Are you covered? Cyber insurance market is highly unstable and lacks uniformity
With a single click, a law firm can be brought to its knees.
On May 22, 2015, an employee at Moses Afonso Ryan, a small business-law firm in Providence, Rhode Island, opened an attachment in an email from an unknown source.
Within a short time, every document and device on the firm’s network was disabled. Access was hidden behind a wall of encryption that even hired experts could not crack.
Cybersecurity and the law
A joint production of the ABA Journal and the ABA Cybersecurity Legal Task Force
Thinking it had no other options, the firm capitulated to the perpetrators of the ransomware attack, went through two rounds of negotiations, and paid two ransoms for a total of $25,000 in bitcoins to free its system.
Although not every document was fully recovered, the law firm was functioning again. But the cost was steep. Not only did it lose the ransom money; the attack also forced the firm offline for three months. Additionally, being unable to operate during that time cost the firm more than $700,000 in potential income, according to court documents.
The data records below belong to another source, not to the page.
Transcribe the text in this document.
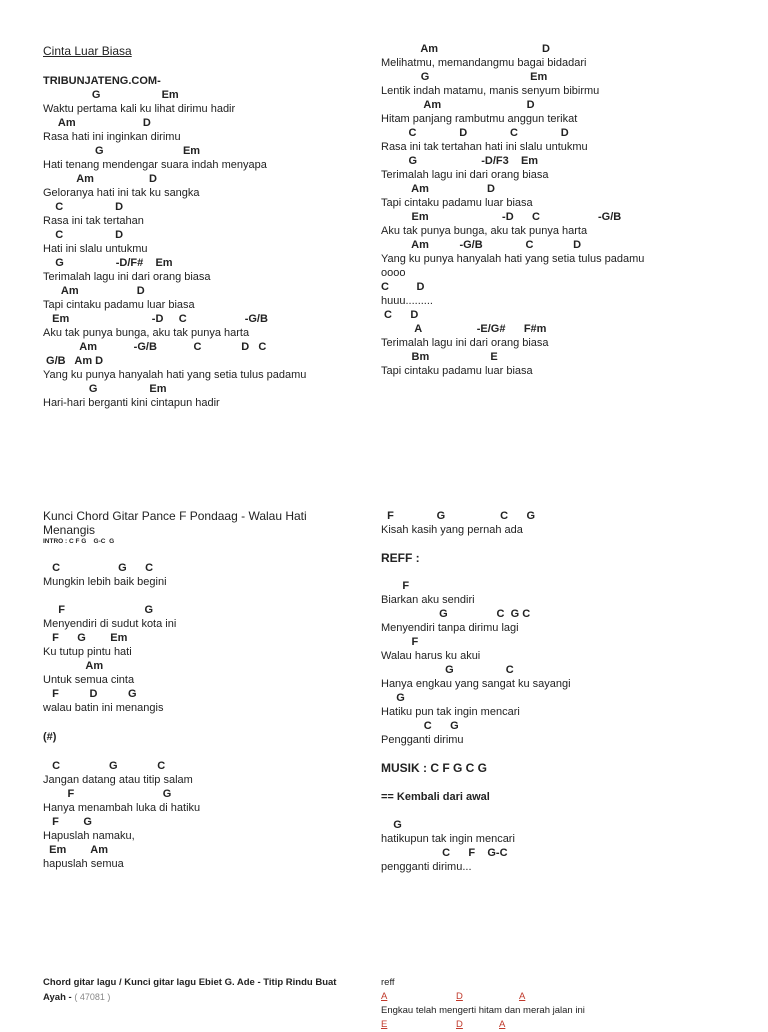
Cinta Luar Biasa
TRIBUNJATENG.COM-
G                    Em
Waktu pertama kali ku lihat dirimu hadir
Am                      D
Rasa hati ini inginkan dirimu
G                          Em
Hati tenang mendengar suara indah menyapa
Am                  D
Geloranya hati ini tak ku sangka
C                 D
Rasa ini tak tertahan
C                 D
Hati ini slalu untukmu
G                 -D/F#    Em
Terimalah lagu ini dari orang biasa
Am                   D
Tapi cintaku padamu luar biasa
Em                           -D     C                   -G/B
Aku tak punya bunga, aku tak punya harta
Am            -G/B            C             D   C
G/B   Am D
Yang ku punya hanyalah hati yang setia tulus padamu
G                 Em
Hari-hari berganti kini cintapun hadir
Am                                  D
Melihatmu, memandangmu bagai bidadari
G                                 Em
Lentik indah matamu, manis senyum bibirmu
Am                            D
Hitam panjang rambutmu anggun terikat
C              D              C              D
Rasa ini tak tertahan hati ini slalu untukmu
G                     -D/F3    Em
Terimalah lagu ini dari orang biasa
Am                   D
Tapi cintaku padamu luar biasa
Em                        -D      C                   -G/B
Aku tak punya bunga, aku tak punya harta
Am          -G/B              C             D
Yang ku punya hanyalah hati yang setia tulus padamu
oooo
C         D
huuu.........
C      D
A                  -E/G#      F#m
Terimalah lagu ini dari orang biasa
Bm                    E
Tapi cintaku padamu luar biasa
Kunci Chord Gitar Pance F Pondaag - Walau Hati Menangis
INTRO : C F G    G-C  G
C                   G      C
Mungkin lebih baik begini
F                          G
Menyendiri di sudut kota ini
F      G        Em
Ku tutup pintu hati
Am
Untuk semua cinta
F          D          G
walau batin ini menangis
(#)
C                G             C
Jangan datang atau titip salam
F                             G
Hanya menambah luka di hatiku
F        G
Hapuslah namaku,
Em        Am
hapuslah semua
F              G                  C      G
Kisah kasih yang pernah ada
REFF :
F
Biarkan aku sendiri
G                C  G C
Menyendiri tanpa dirimu lagi
F
Walau harus ku akui
G                 C
Hanya engkau yang sangat ku sayangi
G
Hatiku pun tak ingin mencari
C      G
Pengganti dirimu
MUSIK : C F G C G
== Kembali dari awal
G
hatikupun tak ingin mencari
C      F    G-C
pengganti dirimu...
Chord gitar lagu / Kunci gitar lagu Ebiet G. Ade - Titip Rindu Buat Ayah - ( 47081 )
reff
A	D	A
Engkau telah mengerti hitam dan merah jalan ini
E	D	A
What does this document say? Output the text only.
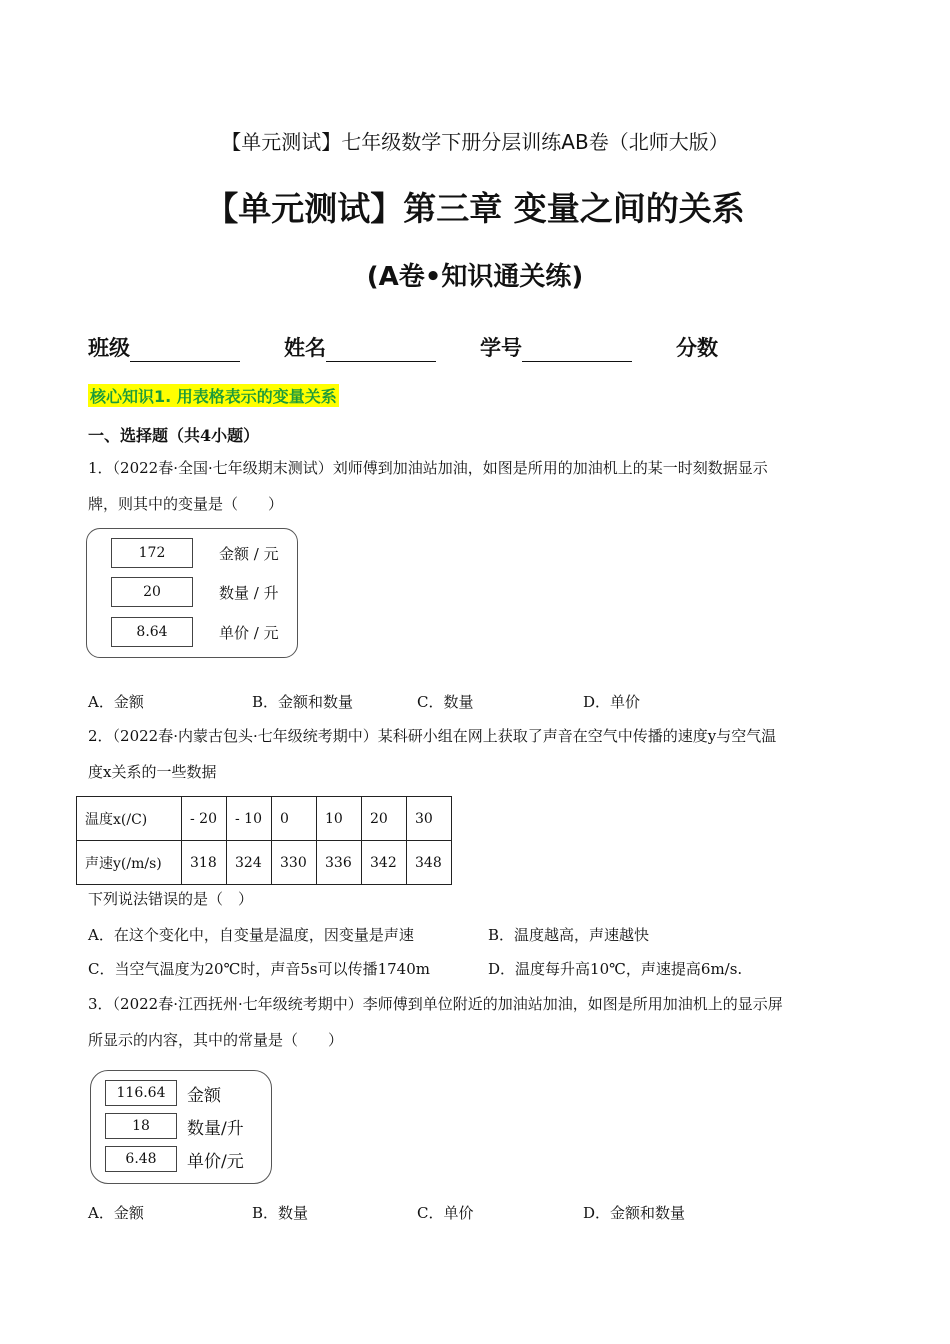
【单元测试】七年级数学下册分层训练AB卷（北师大版）
【单元测试】第三章 变量之间的关系
(A卷•知识通关练)
班级	姓名	学号	分数
核心知识1. 用表格表示的变量关系
一、选择题（共4小题）
1．（2022春·全国·七年级期末测试）刘师傅到加油站加油，如图是所用的加油机上的某一时刻数据显示
牌，则其中的变量是（　　）
172	金额 / 元
20	数量 / 升
8.64	单价 / 元
A．金额	B．金额和数量	C．数量	D．单价
2．（2022春·内蒙古包头·七年级统考期中）某科研小组在网上获取了声音在空气中传播的速度y与空气温
度x关系的一些数据
温度x(/C)	- 20	- 10	0	10	20	30
声速y(/m/s)	318	324	330	336	342	348
下列说法错误的是（　）
A．在这个变化中，自变量是温度，因变量是声速	B．温度越高，声速越快
C．当空气温度为20℃时，声音5s可以传播1740m	D．温度每升高10℃，声速提高6m/s.
3．（2022春·江西抚州·七年级统考期中）李师傅到单位附近的加油站加油，如图是所用加油机上的显示屏
所显示的内容，其中的常量是（　　）
116.64	金额
18	数量/升
6.48	单价/元
A．金额	B．数量	C．单价	D．金额和数量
The firm thought it was completely insured, thanks to a property coverage policy from Sentinel Insurance Co. that covered loss of income under certain circumstances, including computer fraud. However, the firm got a rude awakening when Sentinel paid only $20,000 of the claim for damage to the computer system. Sentinel argued that the loss of income is not insured under the property coverage because there was no “direct physical loss of or physical damage to property at the ‘scheduled premises.’ ”
As a result, the firm sued.
The case languished in the U.S. District Court for the District of Rhode Island for three years before both sides came to a settlement in late April. A representative from Moses Ryan, the firm’s current name, confirmed that a deal had been reached but declined to elaborate, citing a confidentiality agreement. The Hartford Financial Services Group, Sentinel’s parent company, did not respond to requests for comment.
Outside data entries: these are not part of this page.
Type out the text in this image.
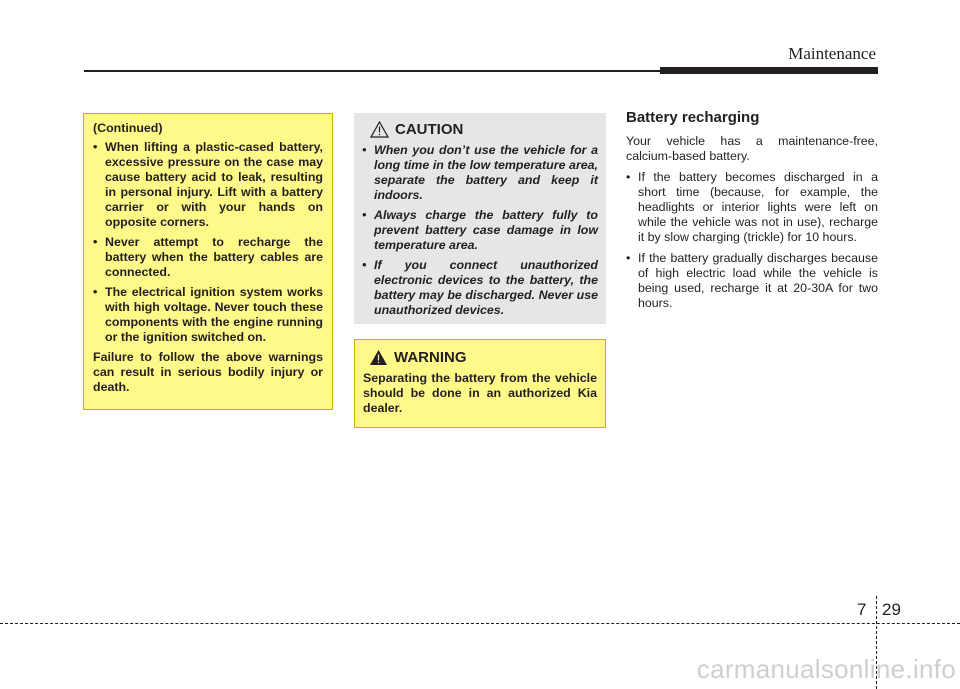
Maintenance
(Continued)
• When lifting a plastic-cased battery, excessive pressure on the case may cause battery acid to leak, resulting in personal injury. Lift with a battery carrier or with your hands on opposite corners.
• Never attempt to recharge the battery when the battery cables are connected.
• The electrical ignition system works with high voltage. Never touch these components with the engine running or the ignition switched on.
Failure to follow the above warnings can result in serious bodily injury or death.
CAUTION
• When you don’t use the vehicle for a long time in the low temperature area, separate the battery and keep it indoors.
• Always charge the battery fully to prevent battery case damage in low temperature area.
• If you connect unauthorized electronic devices to the battery, the battery may be discharged. Never use unauthorized devices.
WARNING
Separating the battery from the vehicle should be done in an authorized Kia dealer.
Battery recharging

Your vehicle has a maintenance-free, calcium-based battery.

• If the battery becomes discharged in a short time (because, for example, the headlights or interior lights were left on while the vehicle was not in use), recharge it by slow charging (trickle) for 10 hours.
• If the battery gradually discharges because of high electric load while the vehicle is being used, recharge it at 20-30A for two hours.
7 29
carmanualsonline.info
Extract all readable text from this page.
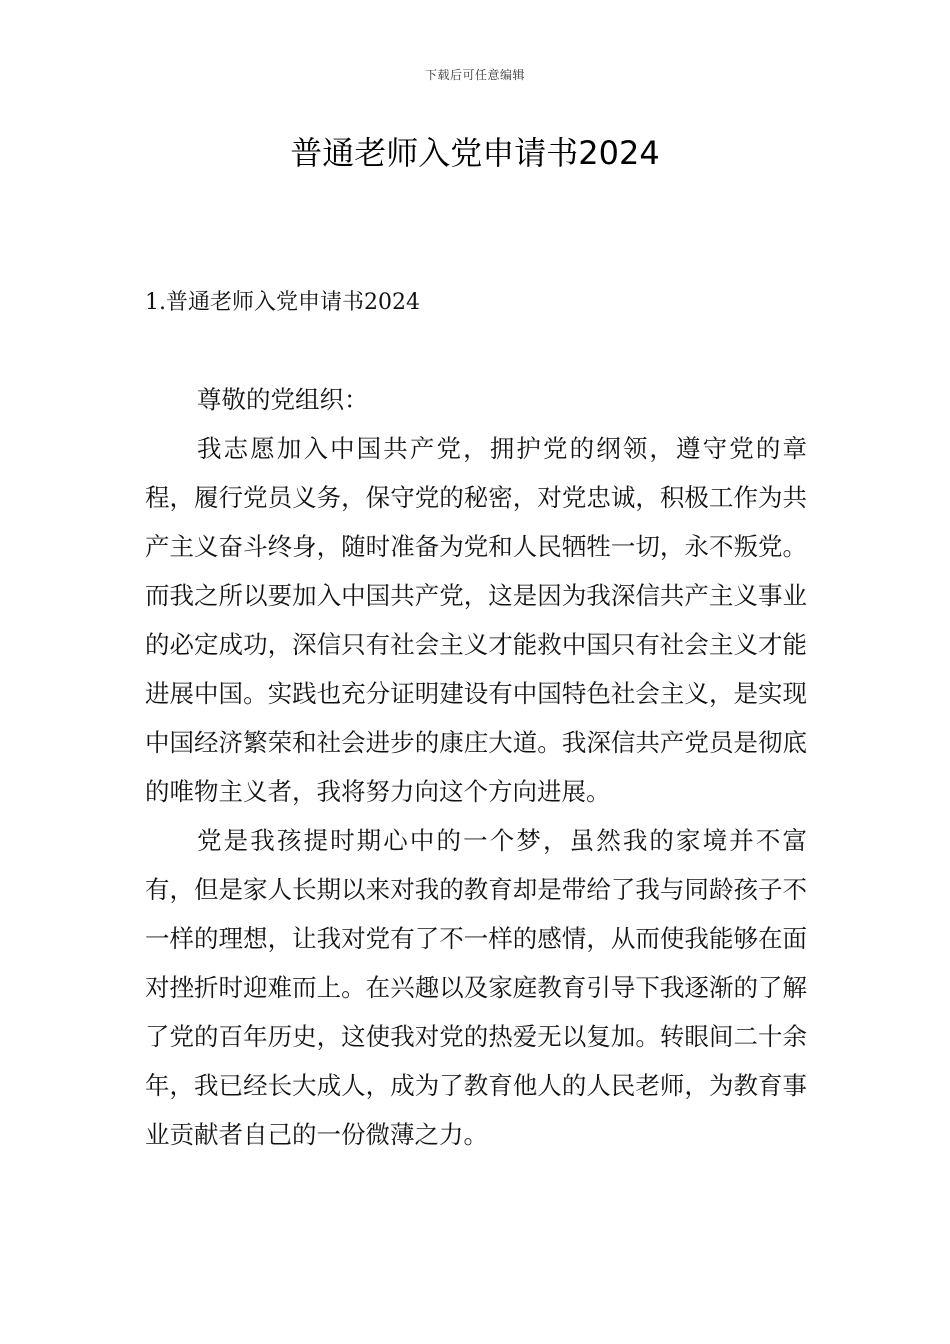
下载后可任意编辑
普通老师入党申请书2024
1.普通老师入党申请书2024

尊敬的党组织：

我志愿加入中国共产党，拥护党的纲领，遵守党的章程，履行党员义务，保守党的秘密，对党忠诚，积极工作为共产主义奋斗终身，随时准备为党和人民牺牲一切，永不叛党。而我之所以要加入中国共产党，这是因为我深信共产主义事业的必定成功，深信只有社会主义才能救中国只有社会主义才能进展中国。实践也充分证明建设有中国特色社会主义，是实现中国经济繁荣和社会进步的康庄大道。我深信共产党员是彻底的唯物主义者，我将努力向这个方向进展。

党是我孩提时期心中的一个梦，虽然我的家境并不富有，但是家人长期以来对我的教育却是带给了我与同龄孩子不一样的理想，让我对党有了不一样的感情，从而使我能够在面对挫折时迎难而上。在兴趣以及家庭教育引导下我逐渐的了解了党的百年历史，这使我对党的热爱无以复加。转眼间二十余年，我已经长大成人，成为了教育他人的人民老师，为教育事业贡献者自己的一份微薄之力。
As cyberthreats evolve and proliferate, more insurers are expanding options to help law firms mitigate loss. However, without industry standards, coverage and cost vary from plan to plan, sometimes causing gaps in potential coverage, such as what Moses Ryan experienced.
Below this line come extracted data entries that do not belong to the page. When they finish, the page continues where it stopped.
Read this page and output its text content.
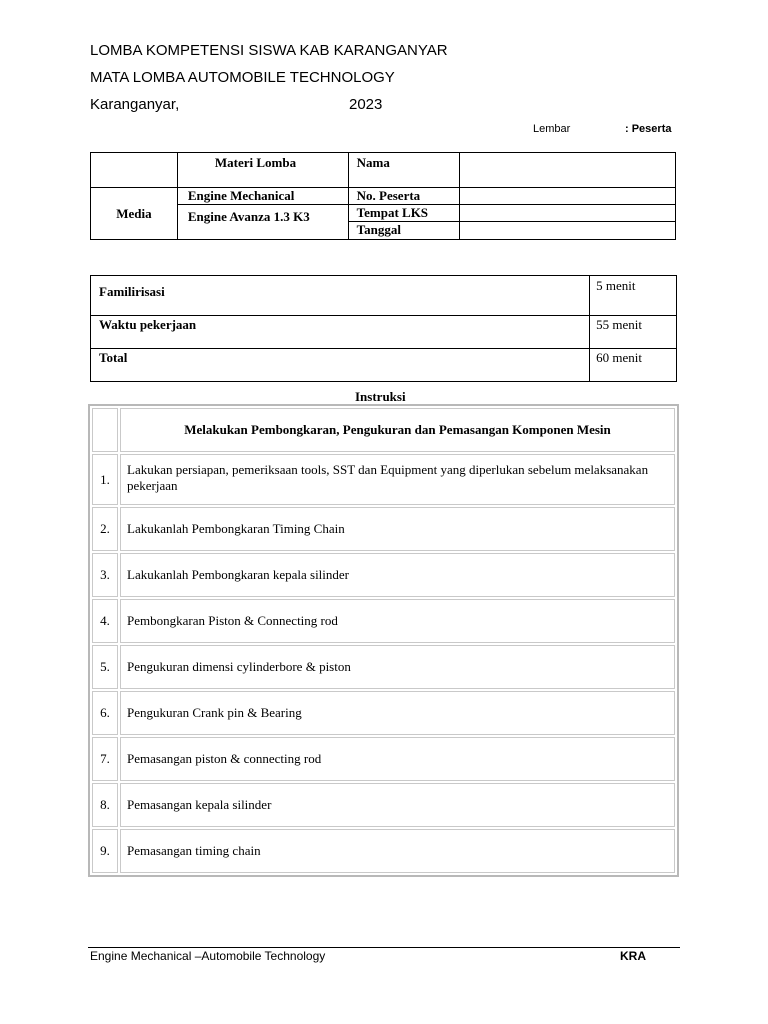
LOMBA KOMPETENSI SISWA KAB KARANGANYAR
MATA LOMBA AUTOMOBILE TECHNOLOGY
Karanganyar,	2023
Lembar	: Peserta
	Materi Lomba	Nama	
Media	Engine Mechanical	No. Peserta	
	Engine Avanza 1.3 K3	Tempat LKS	
		Tanggal	
Familirisasi	5 menit
Waktu pekerjaan	55 menit
Total	60 menit
Instruksi
	Melakukan Pembongkaran, Pengukuran dan Pemasangan Komponen Mesin
1.	Lakukan persiapan, pemeriksaan tools, SST dan Equipment yang diperlukan sebelum melaksanakan pekerjaan
2.	Lakukanlah Pembongkaran Timing Chain
3.	Lakukanlah Pembongkaran kepala silinder
4.	Pembongkaran Piston & Connecting rod
5.	Pengukuran dimensi cylinderbore & piston
6.	Pengukuran Crank pin & Bearing
7.	Pemasangan piston & connecting rod
8.	Pemasangan kepala silinder
9.	Pemasangan timing chain
Engine Mechanical –Automobile Technology	KRA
Despite the state of flux, experts say there are concrete steps for attorneys to take in trying to navigate a fluid and confusing market.
Kevin Kalinich, the cyber-risk global practice leader at insurance broker Aon and co-author of an article in the second edition of The ABA Cybersecurity Handbook says stand-alone cyber policies are a new addition to the insurance market.
It’s likely that many firms are already covered against some cyberincidents, at least partially, by their general or professional liability insurance, he says.
This means if there is a cyberbreach by a third-party vendor, for example, malpractice insurance should cover data loss in the provision of services. However, these policies can create coverage gaps, depending on the incident.
On account of these gaps, Kalinich thinks having a separate cyber insurance policy can help. The first benefit regards business interruption. The Rhode Island case “specifically illustrates the difference between general liability and professional liability in lost billings,” Kalinich says.
He says most general policies are silent about business interruption caused by a cyberincident, “and that’s where the cyber policy comes in for a law firm.”
Similarly, he says kidnap and ransom policies are beginning to see claims because of ransomware attacks, so insurers are excluding cyber-related ransom from this coverage.
Lastly, Kalinich says cyber-specific plans can cover investigation and remediation of an IT disruption, which can cost hundreds of thousands of dollars and will likely not be covered by general or professional liability plans.
“Cyber coverage should be an enhancement” to existing insurance policies, says Verne Pedro, an attorney at Merlin Law Group in Red Bank, New Jersey. “You want to make sure that all the policies that you have are working together.”
Beyond coverage found in traditional professional insurance, cyber policies also may cover related costs, such as paying fines from federal and state regulators, recouping public relations expenses, sending notifications to those affected by the breach, and hiring a breach coach to manage an incident’s fallout
There is no definitive number of how many lawyers or law firms are covered by some form of cyber insurance, says Jim Rhyner, president of Navigators Pro, a division of Navigators Insurance Co., and co-author of an article in the second edition of The ABA Cybersecurity Handbook.
He surmises that 10 to 15 percent of law firms have stand-alone cyber insurance policies. However, according to Rhyner, underwriters are projecting 30- to 50-percent increases in coverage this year compared to last year, which is significant growth.
Fitch Ratings, a credit rating agency, reported that insurers wrote $1.35 billion in premiums for cyber insurance in 2016, a 35 percent growth over the year before.
Meanwhile, a 2017 report from insurance company Hiscox Ltd., which analyzed businesses in Germany, the United Kingdom and the United States, reported that 55 percent of 1,000 U.S. businesses surveyed had taken out a cyber policy. This was 19 to 25 percent higher than companies surveyed in the U.K. and Germany, respectively.
This article was published in the June 2018 issue of the ABA Journal with the title "Are You Covered? Cyber insurance has become a must-have for lawyers, but the still-nascent market is highly unstable and lacks uniformity."